I had those three reasons to feel hopeful, plus one more. If Ollie won, he would be too much of a gentleman to insist I pay him; and if he lost, he would be too much of a gentleman to wriggle out of paying me. Till the weekend, I’d feared losing
everything — my house, car, computer, job and wife. Now I stood to secure them again. With luck I might even upgrade them.
I left the Indian Pearl with two large brown bags, goo soaking through the bottom. Though the roads were still wet, the sky had cleared to the west, and behind, in the wing mirror, the dusk turned from salmon to tangerine. Daisy was sleeping, or pretending to, as she had on the way, her hunched body turned towards the nearside window. I knew she had come reluctantly, at Ollie’s insistence, because — stupidly jealous as he now was — he didn’t want her being around Milo in the kitchen; since she’d got in the car, we’d barely spoken. I felt cheerful, nonetheless, as if restored to her favour. Whether as a friend, lover or future husband didn’t matter so long as I was somewhere in her life.

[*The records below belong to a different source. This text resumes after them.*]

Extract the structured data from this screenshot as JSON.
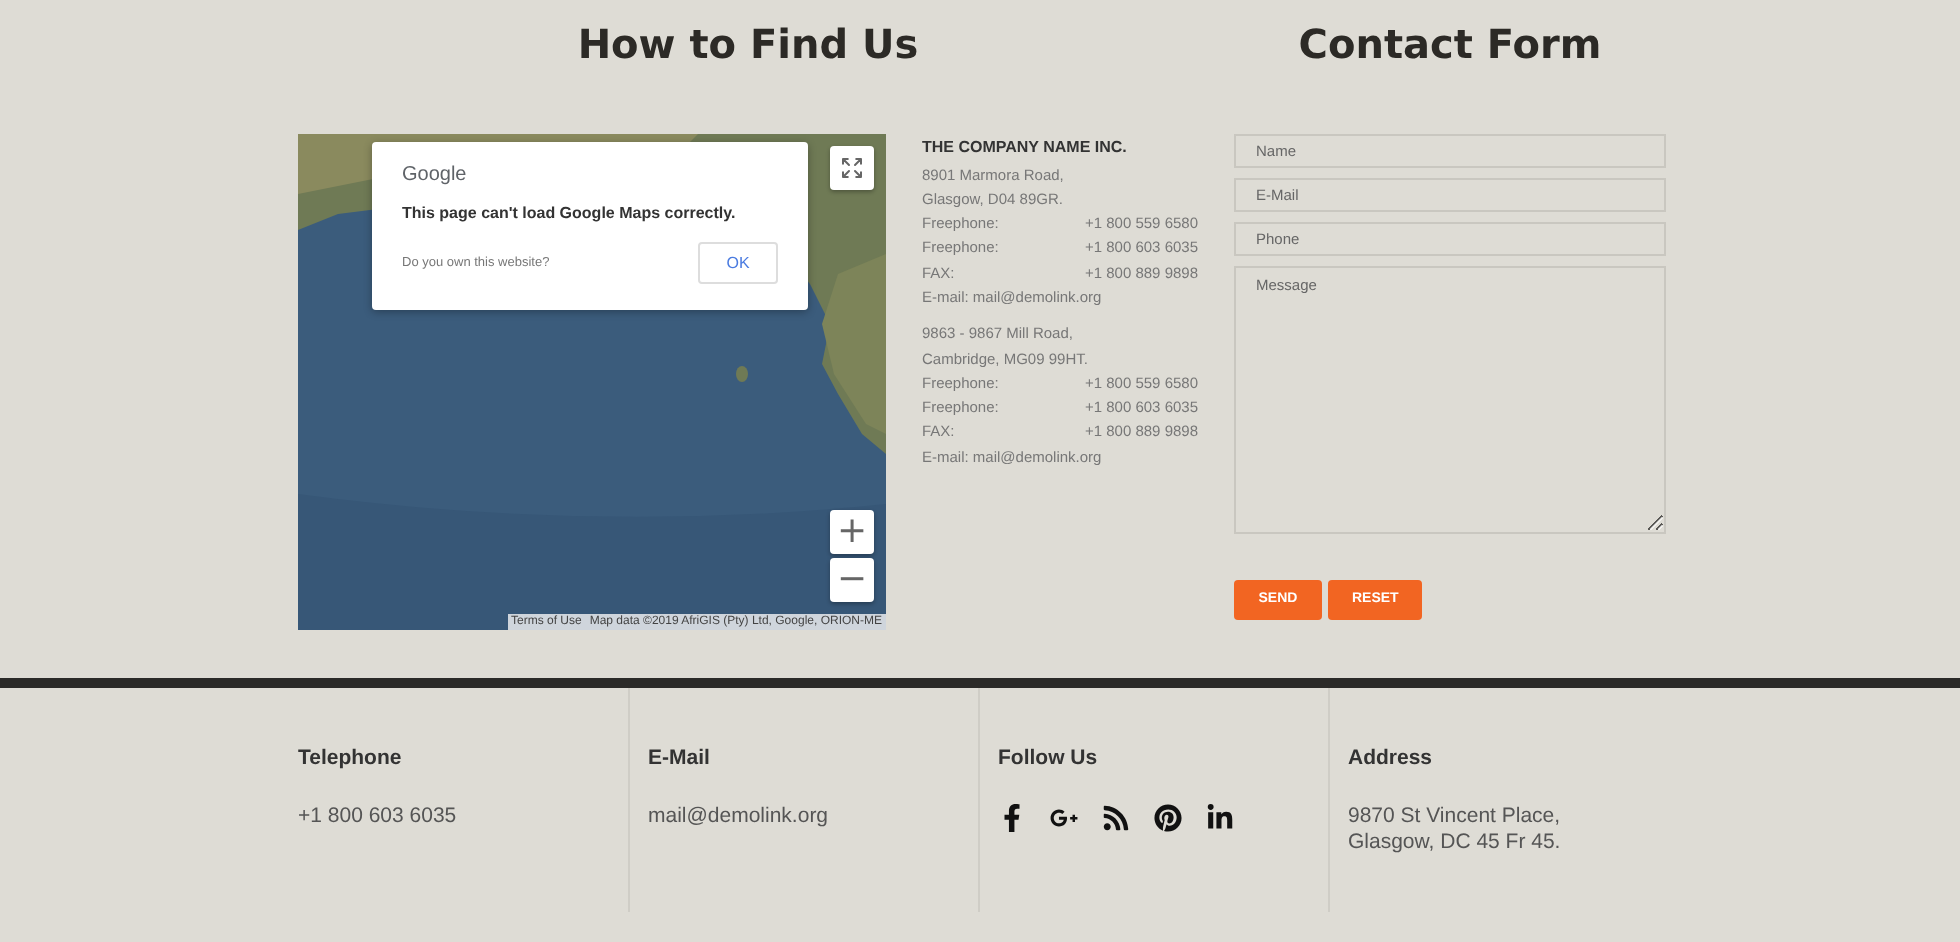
{
  "find_us": {
    "title": "How to Find Us",
    "map": {
      "kind": "picture",
      "dialog": {
        "brand": "Google",
        "message": "This page can't load Google Maps correctly.",
        "question": "Do you own this website?",
        "button": "OK"
      },
      "zoom_in": "+",
      "zoom_out": "−",
      "terms": "Terms of Use",
      "attribution": "Map data ©2019 AfriGIS (Pty) Ltd, Google, ORION-ME"
    },
    "company": "THE COMPANY NAME INC.",
    "offices": [
      {
        "address": [
          "8901 Marmora Road,",
          "Glasgow, D04 89GR."
        ],
        "phones": [
          {
            "label": "Freephone:",
            "value": "+1 800 559 6580"
          },
          {
            "label": "Freephone:",
            "value": "+1 800 603 6035"
          },
          {
            "label": "FAX:",
            "value": "+1 800 889 9898"
          }
        ],
        "email": "E-mail: mail@demolink.org"
      },
      {
        "address": [
          "9863 - 9867 Mill Road,",
          "Cambridge, MG09 99HT."
        ],
        "phones": [
          {
            "label": "Freephone:",
            "value": "+1 800 559 6580"
          },
          {
            "label": "Freephone:",
            "value": "+1 800 603 6035"
          },
          {
            "label": "FAX:",
            "value": "+1 800 889 9898"
          }
        ],
        "email": "E-mail: mail@demolink.org"
      }
    ]
  },
  "contact_form": {
    "title": "Contact Form",
    "fields": [
      {
        "kind": "input",
        "placeholder": "Name"
      },
      {
        "kind": "input",
        "placeholder": "E-Mail"
      },
      {
        "kind": "input",
        "placeholder": "Phone"
      },
      {
        "kind": "textarea",
        "placeholder": "Message"
      }
    ],
    "buttons": [
      "SEND",
      "RESET"
    ]
  },
  "footer": [
    {
      "kind": "text",
      "title": "Telephone",
      "lines": [
        "+1 800 603 6035"
      ]
    },
    {
      "kind": "text",
      "title": "E-Mail",
      "lines": [
        "mail@demolink.org"
      ]
    },
    {
      "kind": "social",
      "title": "Follow Us",
      "icons": [
        {
          "kind": "facebook"
        },
        {
          "kind": "google-plus"
        },
        {
          "kind": "rss"
        },
        {
          "kind": "pinterest"
        },
        {
          "kind": "linkedin"
        }
      ]
    },
    {
      "kind": "text",
      "title": "Address",
      "lines": [
        "9870 St Vincent Place,",
        "Glasgow, DC 45 Fr 45."
      ]
    }
  ]
}
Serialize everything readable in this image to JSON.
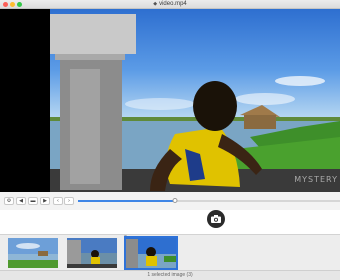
{
  "window": {
    "title": "video.mp4",
    "title_icon": "video-file-icon"
  },
  "video": {
    "watermark": "MYSTERY"
  },
  "controls": {
    "buttons": [
      {
        "name": "settings-gear-icon",
        "glyph": "⚙"
      },
      {
        "name": "volume-icon",
        "glyph": "◀"
      },
      {
        "name": "loop-icon",
        "glyph": "▬"
      },
      {
        "name": "play-icon",
        "glyph": "▶"
      },
      {
        "name": "previous-frame-icon",
        "glyph": "‹"
      },
      {
        "name": "next-frame-icon",
        "glyph": "›"
      }
    ],
    "playback_progress": 0.37
  },
  "snapshot": {
    "icon": "camera-icon"
  },
  "thumbnails": [
    {
      "name": "thumbnail-1",
      "selected": false
    },
    {
      "name": "thumbnail-2",
      "selected": false
    },
    {
      "name": "thumbnail-3",
      "selected": true
    }
  ],
  "status": {
    "text": "1 selected image (3)"
  },
  "colors": {
    "accent": "#3f86e6",
    "selection": "#2e72d8"
  }
}
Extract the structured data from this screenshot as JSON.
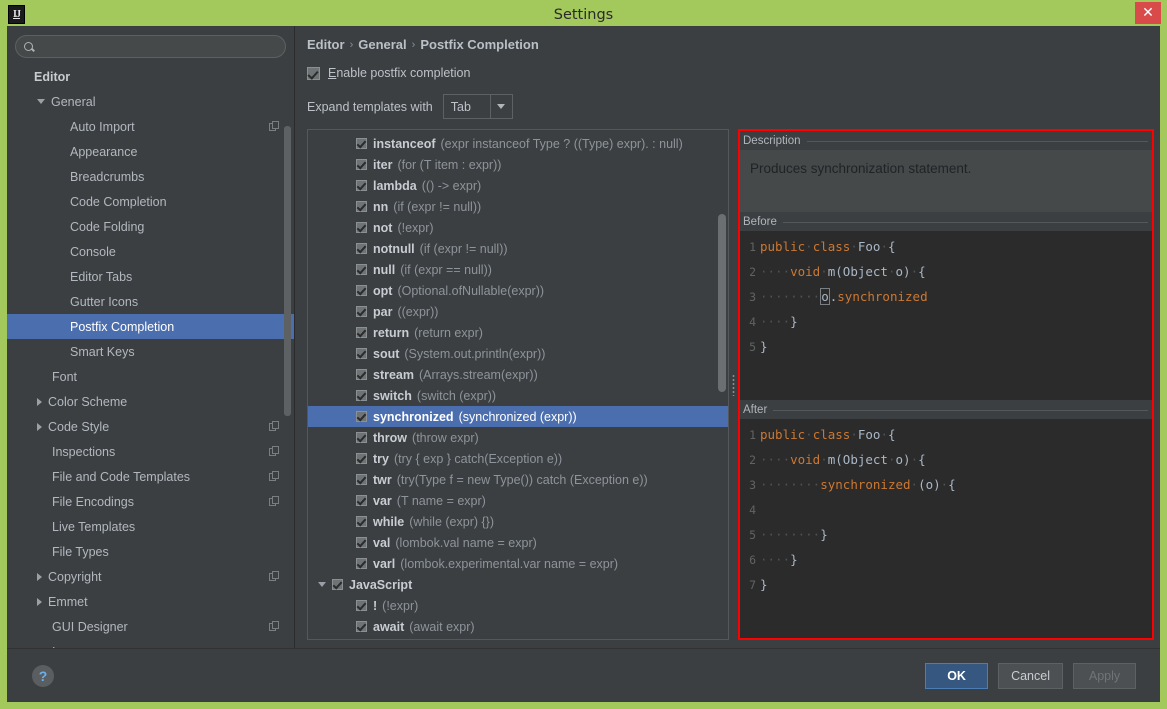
{
  "window": {
    "title": "Settings",
    "app_icon_label": "IJ",
    "close_label": "✕",
    "titlebar_color": "#a3c85c",
    "accent_selection": "#4b6eaf",
    "highlight_border": "#ff0000"
  },
  "search": {
    "value": "",
    "placeholder": ""
  },
  "sidebar": {
    "items": [
      {
        "label": "Editor",
        "depth": 0,
        "arrow": "none",
        "bold": true,
        "selected": false,
        "copy": false
      },
      {
        "label": "General",
        "depth": 1,
        "arrow": "down",
        "bold": false,
        "selected": false,
        "copy": false
      },
      {
        "label": "Auto Import",
        "depth": 2,
        "arrow": "none",
        "bold": false,
        "selected": false,
        "copy": true
      },
      {
        "label": "Appearance",
        "depth": 2,
        "arrow": "none",
        "bold": false,
        "selected": false,
        "copy": false
      },
      {
        "label": "Breadcrumbs",
        "depth": 2,
        "arrow": "none",
        "bold": false,
        "selected": false,
        "copy": false
      },
      {
        "label": "Code Completion",
        "depth": 2,
        "arrow": "none",
        "bold": false,
        "selected": false,
        "copy": false
      },
      {
        "label": "Code Folding",
        "depth": 2,
        "arrow": "none",
        "bold": false,
        "selected": false,
        "copy": false
      },
      {
        "label": "Console",
        "depth": 2,
        "arrow": "none",
        "bold": false,
        "selected": false,
        "copy": false
      },
      {
        "label": "Editor Tabs",
        "depth": 2,
        "arrow": "none",
        "bold": false,
        "selected": false,
        "copy": false
      },
      {
        "label": "Gutter Icons",
        "depth": 2,
        "arrow": "none",
        "bold": false,
        "selected": false,
        "copy": false
      },
      {
        "label": "Postfix Completion",
        "depth": 2,
        "arrow": "none",
        "bold": false,
        "selected": true,
        "copy": false
      },
      {
        "label": "Smart Keys",
        "depth": 2,
        "arrow": "none",
        "bold": false,
        "selected": false,
        "copy": false
      },
      {
        "label": "Font",
        "depth": 1,
        "arrow": "none",
        "bold": false,
        "selected": false,
        "copy": false
      },
      {
        "label": "Color Scheme",
        "depth": 1,
        "arrow": "right",
        "bold": false,
        "selected": false,
        "copy": false
      },
      {
        "label": "Code Style",
        "depth": 1,
        "arrow": "right",
        "bold": false,
        "selected": false,
        "copy": true
      },
      {
        "label": "Inspections",
        "depth": 1,
        "arrow": "none",
        "bold": false,
        "selected": false,
        "copy": true
      },
      {
        "label": "File and Code Templates",
        "depth": 1,
        "arrow": "none",
        "bold": false,
        "selected": false,
        "copy": true
      },
      {
        "label": "File Encodings",
        "depth": 1,
        "arrow": "none",
        "bold": false,
        "selected": false,
        "copy": true
      },
      {
        "label": "Live Templates",
        "depth": 1,
        "arrow": "none",
        "bold": false,
        "selected": false,
        "copy": false
      },
      {
        "label": "File Types",
        "depth": 1,
        "arrow": "none",
        "bold": false,
        "selected": false,
        "copy": false
      },
      {
        "label": "Copyright",
        "depth": 1,
        "arrow": "right",
        "bold": false,
        "selected": false,
        "copy": true
      },
      {
        "label": "Emmet",
        "depth": 1,
        "arrow": "right",
        "bold": false,
        "selected": false,
        "copy": false
      },
      {
        "label": "GUI Designer",
        "depth": 1,
        "arrow": "none",
        "bold": false,
        "selected": false,
        "copy": true
      },
      {
        "label": "Images",
        "depth": 1,
        "arrow": "none",
        "bold": false,
        "selected": false,
        "copy": false
      }
    ]
  },
  "main": {
    "breadcrumb": [
      "Editor",
      "General",
      "Postfix Completion"
    ],
    "breadcrumb_separator": "›",
    "enable_checkbox": {
      "label": "Enable postfix completion",
      "mnemonic": "E",
      "checked": true
    },
    "expand_with": {
      "label": "Expand templates with",
      "value": "Tab"
    }
  },
  "templates": [
    {
      "name": "instanceof",
      "expr": "(expr instanceof Type ? ((Type) expr). : null)",
      "checked": true,
      "indent": 1,
      "selected": false,
      "group": false,
      "arrow": "none"
    },
    {
      "name": "iter",
      "expr": "(for (T item : expr))",
      "checked": true,
      "indent": 1,
      "selected": false,
      "group": false,
      "arrow": "none"
    },
    {
      "name": "lambda",
      "expr": "(() -> expr)",
      "checked": true,
      "indent": 1,
      "selected": false,
      "group": false,
      "arrow": "none"
    },
    {
      "name": "nn",
      "expr": "(if (expr != null))",
      "checked": true,
      "indent": 1,
      "selected": false,
      "group": false,
      "arrow": "none"
    },
    {
      "name": "not",
      "expr": "(!expr)",
      "checked": true,
      "indent": 1,
      "selected": false,
      "group": false,
      "arrow": "none"
    },
    {
      "name": "notnull",
      "expr": "(if (expr != null))",
      "checked": true,
      "indent": 1,
      "selected": false,
      "group": false,
      "arrow": "none"
    },
    {
      "name": "null",
      "expr": "(if (expr == null))",
      "checked": true,
      "indent": 1,
      "selected": false,
      "group": false,
      "arrow": "none"
    },
    {
      "name": "opt",
      "expr": "(Optional.ofNullable(expr))",
      "checked": true,
      "indent": 1,
      "selected": false,
      "group": false,
      "arrow": "none"
    },
    {
      "name": "par",
      "expr": "((expr))",
      "checked": true,
      "indent": 1,
      "selected": false,
      "group": false,
      "arrow": "none"
    },
    {
      "name": "return",
      "expr": "(return expr)",
      "checked": true,
      "indent": 1,
      "selected": false,
      "group": false,
      "arrow": "none"
    },
    {
      "name": "sout",
      "expr": "(System.out.println(expr))",
      "checked": true,
      "indent": 1,
      "selected": false,
      "group": false,
      "arrow": "none"
    },
    {
      "name": "stream",
      "expr": "(Arrays.stream(expr))",
      "checked": true,
      "indent": 1,
      "selected": false,
      "group": false,
      "arrow": "none"
    },
    {
      "name": "switch",
      "expr": "(switch (expr))",
      "checked": true,
      "indent": 1,
      "selected": false,
      "group": false,
      "arrow": "none"
    },
    {
      "name": "synchronized",
      "expr": "(synchronized (expr))",
      "checked": true,
      "indent": 1,
      "selected": true,
      "group": false,
      "arrow": "none"
    },
    {
      "name": "throw",
      "expr": "(throw expr)",
      "checked": true,
      "indent": 1,
      "selected": false,
      "group": false,
      "arrow": "none"
    },
    {
      "name": "try",
      "expr": "(try { exp } catch(Exception e))",
      "checked": true,
      "indent": 1,
      "selected": false,
      "group": false,
      "arrow": "none"
    },
    {
      "name": "twr",
      "expr": "(try(Type f = new Type()) catch (Exception e))",
      "checked": true,
      "indent": 1,
      "selected": false,
      "group": false,
      "arrow": "none"
    },
    {
      "name": "var",
      "expr": "(T name = expr)",
      "checked": true,
      "indent": 1,
      "selected": false,
      "group": false,
      "arrow": "none"
    },
    {
      "name": "while",
      "expr": "(while (expr) {})",
      "checked": true,
      "indent": 1,
      "selected": false,
      "group": false,
      "arrow": "none"
    },
    {
      "name": "val",
      "expr": "(lombok.val name = expr)",
      "checked": true,
      "indent": 1,
      "selected": false,
      "group": false,
      "arrow": "none"
    },
    {
      "name": "varl",
      "expr": "(lombok.experimental.var name = expr)",
      "checked": true,
      "indent": 1,
      "selected": false,
      "group": false,
      "arrow": "none"
    },
    {
      "name": "JavaScript",
      "expr": "",
      "checked": true,
      "indent": 0,
      "selected": false,
      "group": true,
      "arrow": "down"
    },
    {
      "name": "!",
      "expr": "(!expr)",
      "checked": true,
      "indent": 1,
      "selected": false,
      "group": false,
      "arrow": "none"
    },
    {
      "name": "await",
      "expr": "(await expr)",
      "checked": true,
      "indent": 1,
      "selected": false,
      "group": false,
      "arrow": "none"
    }
  ],
  "detail": {
    "description_title": "Description",
    "description_text": "Produces synchronization statement.",
    "before_title": "Before",
    "after_title": "After",
    "before_code": [
      {
        "n": "1",
        "ws": "",
        "parts": [
          {
            "t": "public",
            "c": "kw"
          },
          {
            "t": " ",
            "c": "ws"
          },
          {
            "t": "class",
            "c": "kw"
          },
          {
            "t": " ",
            "c": "ws"
          },
          {
            "t": "Foo",
            "c": "code"
          },
          {
            "t": " ",
            "c": "ws"
          },
          {
            "t": "{",
            "c": "code"
          }
        ]
      },
      {
        "n": "2",
        "ws": "    ",
        "parts": [
          {
            "t": "void",
            "c": "kw"
          },
          {
            "t": " ",
            "c": "ws"
          },
          {
            "t": "m(Object",
            "c": "code"
          },
          {
            "t": " ",
            "c": "ws"
          },
          {
            "t": "o)",
            "c": "code"
          },
          {
            "t": " ",
            "c": "ws"
          },
          {
            "t": "{",
            "c": "code"
          }
        ]
      },
      {
        "n": "3",
        "ws": "        ",
        "parts": [
          {
            "t": "o",
            "c": "caret"
          },
          {
            "t": ".",
            "c": "code"
          },
          {
            "t": "synchronized",
            "c": "kw"
          }
        ]
      },
      {
        "n": "4",
        "ws": "    ",
        "parts": [
          {
            "t": "}",
            "c": "code"
          }
        ]
      },
      {
        "n": "5",
        "ws": "",
        "parts": [
          {
            "t": "}",
            "c": "code"
          }
        ]
      }
    ],
    "after_code": [
      {
        "n": "1",
        "ws": "",
        "parts": [
          {
            "t": "public",
            "c": "kw"
          },
          {
            "t": " ",
            "c": "ws"
          },
          {
            "t": "class",
            "c": "kw"
          },
          {
            "t": " ",
            "c": "ws"
          },
          {
            "t": "Foo",
            "c": "code"
          },
          {
            "t": " ",
            "c": "ws"
          },
          {
            "t": "{",
            "c": "code"
          }
        ]
      },
      {
        "n": "2",
        "ws": "    ",
        "parts": [
          {
            "t": "void",
            "c": "kw"
          },
          {
            "t": " ",
            "c": "ws"
          },
          {
            "t": "m(Object",
            "c": "code"
          },
          {
            "t": " ",
            "c": "ws"
          },
          {
            "t": "o)",
            "c": "code"
          },
          {
            "t": " ",
            "c": "ws"
          },
          {
            "t": "{",
            "c": "code"
          }
        ]
      },
      {
        "n": "3",
        "ws": "        ",
        "parts": [
          {
            "t": "synchronized",
            "c": "kw"
          },
          {
            "t": " ",
            "c": "ws"
          },
          {
            "t": "(o)",
            "c": "code"
          },
          {
            "t": " ",
            "c": "ws"
          },
          {
            "t": "{",
            "c": "code"
          }
        ]
      },
      {
        "n": "4",
        "ws": "",
        "parts": []
      },
      {
        "n": "5",
        "ws": "        ",
        "parts": [
          {
            "t": "}",
            "c": "code"
          }
        ]
      },
      {
        "n": "6",
        "ws": "    ",
        "parts": [
          {
            "t": "}",
            "c": "code"
          }
        ]
      },
      {
        "n": "7",
        "ws": "",
        "parts": [
          {
            "t": "}",
            "c": "code"
          }
        ]
      }
    ]
  },
  "footer": {
    "help_label": "?",
    "buttons": [
      {
        "label": "OK",
        "style": "primary"
      },
      {
        "label": "Cancel",
        "style": "normal"
      },
      {
        "label": "Apply",
        "style": "disabled"
      }
    ]
  }
}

The rain began again as we left the main road, sloshing across then pounding at the windscreen — like the rinse cycle of a washing machine. I turned my headlights on and upped the tempo of the wipers, to no effect. The road became a river, the banks either side our only guide. I could imagine the engine dying and a tide rising high between the hedges, the car surfing over them on the crest of a bore and riding out through the meadows to the sea. Love for Daisy flooded through me. I felt elated rather than scared.